Legal Alien: A Scotsman in Montreal

"Awwww" or "Aaaagh!"

I was talking with a friend and they asked what type of movie I would prefer to see, a sad movie or a scary one? I thought about this for a bit - neither is exactly my favourite genre of cinema but I reckoned that 2 out of 3 times I'd choose the scary one.

I think the dilemma lies in that most sad movies are usually better than scary ones. In order to be sad, there's usually got to be a better script, acting and characters to make you connect with the film and actually feel something. But, if I want to watch a movie, I don't generally want to be sad for the next hour and a half.

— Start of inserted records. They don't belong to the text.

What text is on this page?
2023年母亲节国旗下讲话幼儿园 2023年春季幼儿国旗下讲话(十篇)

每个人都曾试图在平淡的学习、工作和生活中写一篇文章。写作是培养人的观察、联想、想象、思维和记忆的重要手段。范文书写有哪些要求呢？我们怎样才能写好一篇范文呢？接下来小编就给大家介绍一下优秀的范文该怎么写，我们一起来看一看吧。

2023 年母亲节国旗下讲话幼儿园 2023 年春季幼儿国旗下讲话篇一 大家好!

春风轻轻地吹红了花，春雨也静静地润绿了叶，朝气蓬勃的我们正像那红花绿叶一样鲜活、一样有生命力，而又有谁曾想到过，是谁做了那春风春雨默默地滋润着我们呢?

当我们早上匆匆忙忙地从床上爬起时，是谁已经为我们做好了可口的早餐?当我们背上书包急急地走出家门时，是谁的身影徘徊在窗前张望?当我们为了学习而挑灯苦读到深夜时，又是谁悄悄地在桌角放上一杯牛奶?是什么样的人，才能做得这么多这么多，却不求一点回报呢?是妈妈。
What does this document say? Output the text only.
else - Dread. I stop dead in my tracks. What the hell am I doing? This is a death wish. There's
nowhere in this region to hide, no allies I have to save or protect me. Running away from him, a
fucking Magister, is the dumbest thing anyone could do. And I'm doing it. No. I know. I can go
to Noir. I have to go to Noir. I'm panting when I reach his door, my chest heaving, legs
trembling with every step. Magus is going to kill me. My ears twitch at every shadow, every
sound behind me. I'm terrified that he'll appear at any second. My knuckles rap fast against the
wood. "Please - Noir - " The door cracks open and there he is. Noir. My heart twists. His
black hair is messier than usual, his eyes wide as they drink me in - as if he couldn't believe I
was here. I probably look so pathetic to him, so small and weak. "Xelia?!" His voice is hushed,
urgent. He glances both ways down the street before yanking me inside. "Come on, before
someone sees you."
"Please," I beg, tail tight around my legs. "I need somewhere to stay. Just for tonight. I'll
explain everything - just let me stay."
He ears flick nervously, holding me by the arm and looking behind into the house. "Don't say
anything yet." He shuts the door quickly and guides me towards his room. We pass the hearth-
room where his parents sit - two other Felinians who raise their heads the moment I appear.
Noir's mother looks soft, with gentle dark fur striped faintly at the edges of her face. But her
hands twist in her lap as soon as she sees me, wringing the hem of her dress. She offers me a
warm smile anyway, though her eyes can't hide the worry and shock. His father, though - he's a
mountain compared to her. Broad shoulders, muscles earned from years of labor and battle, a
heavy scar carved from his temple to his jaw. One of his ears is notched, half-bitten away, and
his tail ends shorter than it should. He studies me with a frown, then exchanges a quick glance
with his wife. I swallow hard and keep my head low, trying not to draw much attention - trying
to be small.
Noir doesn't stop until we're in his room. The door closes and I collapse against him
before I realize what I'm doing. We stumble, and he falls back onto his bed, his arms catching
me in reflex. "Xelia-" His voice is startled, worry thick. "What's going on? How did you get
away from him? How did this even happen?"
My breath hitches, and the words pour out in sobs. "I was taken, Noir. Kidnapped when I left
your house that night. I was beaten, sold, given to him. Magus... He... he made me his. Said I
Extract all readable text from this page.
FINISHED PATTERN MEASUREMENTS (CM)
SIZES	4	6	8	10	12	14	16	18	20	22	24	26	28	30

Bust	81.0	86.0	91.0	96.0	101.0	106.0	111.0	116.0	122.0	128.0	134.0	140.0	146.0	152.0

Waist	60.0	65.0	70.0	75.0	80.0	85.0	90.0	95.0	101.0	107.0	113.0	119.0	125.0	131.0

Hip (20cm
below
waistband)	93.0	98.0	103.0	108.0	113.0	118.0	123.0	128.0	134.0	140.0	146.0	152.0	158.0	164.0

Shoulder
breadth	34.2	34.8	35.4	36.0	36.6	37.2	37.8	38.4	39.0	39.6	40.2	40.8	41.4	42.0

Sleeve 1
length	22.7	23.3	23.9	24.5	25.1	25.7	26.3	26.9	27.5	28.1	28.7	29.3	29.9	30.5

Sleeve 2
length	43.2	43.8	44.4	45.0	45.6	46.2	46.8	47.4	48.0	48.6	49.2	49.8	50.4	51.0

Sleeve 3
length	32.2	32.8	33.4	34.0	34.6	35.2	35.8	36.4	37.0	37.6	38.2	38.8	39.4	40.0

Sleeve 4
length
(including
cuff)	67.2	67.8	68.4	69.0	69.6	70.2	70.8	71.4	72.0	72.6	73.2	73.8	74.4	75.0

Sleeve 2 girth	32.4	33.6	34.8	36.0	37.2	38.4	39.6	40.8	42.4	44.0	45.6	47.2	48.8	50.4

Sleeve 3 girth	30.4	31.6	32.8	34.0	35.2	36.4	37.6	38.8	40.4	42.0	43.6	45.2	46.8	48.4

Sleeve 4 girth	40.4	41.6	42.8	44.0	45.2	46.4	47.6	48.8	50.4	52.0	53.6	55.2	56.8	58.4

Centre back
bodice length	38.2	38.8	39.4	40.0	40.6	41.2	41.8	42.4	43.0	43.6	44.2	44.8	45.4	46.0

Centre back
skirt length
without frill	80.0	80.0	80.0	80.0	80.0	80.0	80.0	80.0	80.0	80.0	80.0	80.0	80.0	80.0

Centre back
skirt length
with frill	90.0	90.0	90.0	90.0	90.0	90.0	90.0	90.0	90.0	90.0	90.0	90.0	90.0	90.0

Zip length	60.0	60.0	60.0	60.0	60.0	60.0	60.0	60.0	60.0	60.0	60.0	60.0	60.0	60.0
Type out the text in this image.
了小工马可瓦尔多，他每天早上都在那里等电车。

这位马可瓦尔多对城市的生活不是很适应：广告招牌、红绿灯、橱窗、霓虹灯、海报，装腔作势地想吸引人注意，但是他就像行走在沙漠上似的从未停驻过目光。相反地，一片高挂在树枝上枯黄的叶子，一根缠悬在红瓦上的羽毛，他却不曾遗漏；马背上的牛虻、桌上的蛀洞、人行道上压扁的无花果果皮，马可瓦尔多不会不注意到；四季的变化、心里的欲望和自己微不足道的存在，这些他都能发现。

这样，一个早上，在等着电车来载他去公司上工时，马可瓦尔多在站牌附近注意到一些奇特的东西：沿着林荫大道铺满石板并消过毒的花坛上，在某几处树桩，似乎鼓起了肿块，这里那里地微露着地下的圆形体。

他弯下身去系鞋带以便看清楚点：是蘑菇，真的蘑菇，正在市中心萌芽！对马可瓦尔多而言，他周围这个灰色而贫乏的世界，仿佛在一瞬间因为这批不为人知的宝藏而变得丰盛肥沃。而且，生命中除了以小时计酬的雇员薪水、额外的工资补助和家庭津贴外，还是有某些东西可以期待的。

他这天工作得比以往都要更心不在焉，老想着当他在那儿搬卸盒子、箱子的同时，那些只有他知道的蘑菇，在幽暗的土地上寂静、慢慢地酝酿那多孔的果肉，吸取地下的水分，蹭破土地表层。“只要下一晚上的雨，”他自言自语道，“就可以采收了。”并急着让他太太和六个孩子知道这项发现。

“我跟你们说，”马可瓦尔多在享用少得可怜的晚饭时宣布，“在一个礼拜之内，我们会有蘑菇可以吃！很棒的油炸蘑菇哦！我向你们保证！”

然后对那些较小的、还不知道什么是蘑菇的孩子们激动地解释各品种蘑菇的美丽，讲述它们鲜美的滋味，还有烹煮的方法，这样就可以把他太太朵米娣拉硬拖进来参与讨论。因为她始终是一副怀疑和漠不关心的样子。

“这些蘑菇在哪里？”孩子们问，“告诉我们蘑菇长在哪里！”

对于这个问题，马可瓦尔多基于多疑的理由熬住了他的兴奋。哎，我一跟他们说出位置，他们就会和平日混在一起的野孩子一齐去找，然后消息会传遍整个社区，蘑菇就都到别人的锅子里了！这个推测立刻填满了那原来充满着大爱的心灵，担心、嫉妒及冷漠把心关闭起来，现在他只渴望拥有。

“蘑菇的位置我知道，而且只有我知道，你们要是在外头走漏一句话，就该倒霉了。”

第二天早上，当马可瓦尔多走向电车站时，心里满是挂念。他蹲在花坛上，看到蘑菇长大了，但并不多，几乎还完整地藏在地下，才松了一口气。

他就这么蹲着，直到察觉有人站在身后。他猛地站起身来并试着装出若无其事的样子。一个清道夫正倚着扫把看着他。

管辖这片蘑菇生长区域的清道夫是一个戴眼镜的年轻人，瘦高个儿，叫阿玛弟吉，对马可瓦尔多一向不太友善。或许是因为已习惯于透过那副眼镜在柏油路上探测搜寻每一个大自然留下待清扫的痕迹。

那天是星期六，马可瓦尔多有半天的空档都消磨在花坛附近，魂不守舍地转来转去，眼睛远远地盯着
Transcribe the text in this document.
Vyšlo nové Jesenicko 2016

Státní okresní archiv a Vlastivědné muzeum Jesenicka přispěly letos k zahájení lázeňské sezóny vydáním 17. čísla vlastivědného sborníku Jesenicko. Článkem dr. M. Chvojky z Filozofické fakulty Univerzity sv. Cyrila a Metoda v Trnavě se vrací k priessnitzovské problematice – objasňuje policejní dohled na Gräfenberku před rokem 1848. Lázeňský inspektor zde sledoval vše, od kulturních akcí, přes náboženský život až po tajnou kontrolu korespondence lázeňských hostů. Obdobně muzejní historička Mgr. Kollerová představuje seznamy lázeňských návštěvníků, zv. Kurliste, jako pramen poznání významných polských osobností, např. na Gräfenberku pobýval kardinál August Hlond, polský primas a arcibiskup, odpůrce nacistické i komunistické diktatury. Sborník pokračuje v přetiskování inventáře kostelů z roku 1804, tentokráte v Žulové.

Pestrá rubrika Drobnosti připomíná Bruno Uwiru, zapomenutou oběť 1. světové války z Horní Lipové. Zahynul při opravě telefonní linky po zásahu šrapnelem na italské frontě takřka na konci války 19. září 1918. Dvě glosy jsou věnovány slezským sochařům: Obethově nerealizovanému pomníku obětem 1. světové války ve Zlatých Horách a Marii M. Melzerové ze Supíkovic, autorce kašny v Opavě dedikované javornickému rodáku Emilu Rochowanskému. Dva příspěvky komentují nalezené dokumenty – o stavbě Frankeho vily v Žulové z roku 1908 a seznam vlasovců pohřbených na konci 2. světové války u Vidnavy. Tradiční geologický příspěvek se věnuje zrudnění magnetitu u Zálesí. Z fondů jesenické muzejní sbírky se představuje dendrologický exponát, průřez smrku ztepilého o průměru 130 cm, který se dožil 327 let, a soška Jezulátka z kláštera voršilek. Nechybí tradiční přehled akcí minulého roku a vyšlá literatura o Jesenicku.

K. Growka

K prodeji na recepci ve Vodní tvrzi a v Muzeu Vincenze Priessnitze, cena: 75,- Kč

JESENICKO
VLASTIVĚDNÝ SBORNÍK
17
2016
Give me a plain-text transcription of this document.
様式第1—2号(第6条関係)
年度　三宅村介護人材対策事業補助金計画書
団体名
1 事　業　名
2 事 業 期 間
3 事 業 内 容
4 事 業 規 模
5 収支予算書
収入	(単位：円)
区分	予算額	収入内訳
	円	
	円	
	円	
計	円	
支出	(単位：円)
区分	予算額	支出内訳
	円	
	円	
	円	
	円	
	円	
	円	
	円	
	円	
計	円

Scary movies on the other hand can achieve their goals without being stellar material. I mean, all you need is climactic music and close-ups of door knobs turning, then a sudden jump and you're gonna scare someone. (That and not revealing the nasty evil thing until the latest moment, nothing can be as scary as the thing created inside the viewers mind). And when it comes down to it, it can be fun to be scared; it feels good to have your heart pounding and your senses alert, it makes you feel alive.

So then we started talking about saddest and scariest films - she came up with Bambi and Signs whereas I had Philadelphia and Child's Play. These were films off the top of our heads and obviously, it makes a big difference at what age you watched these things, but CP terrified me when I was 10!